Abk Group, la produzione lascerà Finale Emilia
FINALE EMILIA - Il Consiglio di amministrazione di Abk Group, azienda con uno stabilimento produttivo anche a Finale Emilia, ha deciso ufficialmente che la produzione lascerà il comune della Bassa modenese, per trasferirsi in toto a Solignano, sempre nel modenese, a partire dal prossimo gennaio. Sono 47 i dipendenti coinvolti, che attualmente lavorano a Finale Emilia ed entro alcuni mesi dovranno decidere se trasferirsi nell'impianto di Solignano: l'azienda intende garantire la salvaguardia occupazionale: sembrano scongiurati eventuali licenziamenti, anche se certamente si tratta di una decisione che avrà ricadute non da poco sui lavoratori dell'azienda.

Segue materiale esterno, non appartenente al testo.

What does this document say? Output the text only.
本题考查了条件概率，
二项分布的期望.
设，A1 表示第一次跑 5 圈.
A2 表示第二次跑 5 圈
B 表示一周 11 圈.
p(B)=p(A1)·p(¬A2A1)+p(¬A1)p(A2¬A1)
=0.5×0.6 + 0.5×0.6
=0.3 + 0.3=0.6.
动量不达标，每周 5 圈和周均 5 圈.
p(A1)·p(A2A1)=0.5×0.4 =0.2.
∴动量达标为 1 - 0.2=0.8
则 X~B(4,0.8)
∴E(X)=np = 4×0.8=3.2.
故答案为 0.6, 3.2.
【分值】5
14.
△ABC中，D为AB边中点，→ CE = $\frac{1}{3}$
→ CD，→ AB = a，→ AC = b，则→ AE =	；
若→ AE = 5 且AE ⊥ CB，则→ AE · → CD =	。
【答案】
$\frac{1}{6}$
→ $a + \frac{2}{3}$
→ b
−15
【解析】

Attraverso una nota stampa, infatti, le organizzazioni sindacali Filctem Cgil, Femca Cisl e Uiltec Uil esprimono forte preoccupazione in merito alla decisione inderogabile da parte del consiglio di amministrazione di ABK Group di chiudere definitivamente la parte produttiva dello stabilimento di Finale Emilia, che occupa in totale 100 dipendenti, mantenendo operativi invece i reparti di logistica, amministrazione, commerciale e campioni:
"I 47 lavoratori coinvolti avranno tutti la possibilità di essere reimpiegati nel reparto logistica di Finale Emilia o nel sito produttivo di Solignano, ma non possiamo ignorare le gravi conseguenze che questa scelta avrà sull’economia e sul tessuto sociale del territorio. La chiusura di questo presidio produttivo rappresenta l’ennesimo colpo ad un’area che ha già subito negli anni un progressivo impoverimento industriale. Finale Emilia perde oggi non solo posti di lavoro sul territorio, ma anche una parte della propria identità produttiva, con ricadute certe sull’indotto, sull’economia locale e sulla prospettiva di sviluppo futuro dell’area. Spostare attività e risorse altrove significa abbandonare il territorio; i lavoratori dello stabilimento storico del gruppo Abk sentono tradito il legame costruito negli anni con azienda e comunità. Il nostro impegno sarà massimo nel monitorare che gli impegni sull’occupazione vengano rispettati e che nessun lavoratore venga lasciato indietro. Ma rivendichiamo con forza anche una visione di sviluppo e non di dismissione per i territori come Finale Emilia, troppo spesso esclusi dalle strategie industriali di lungo periodo. In attesa di proseguire il confronto con la direzione chiediamo che non si compiano azioni unilaterali, riservandoci di intraprendere iniziative di protesta richieste e partecipate dai lavoratori".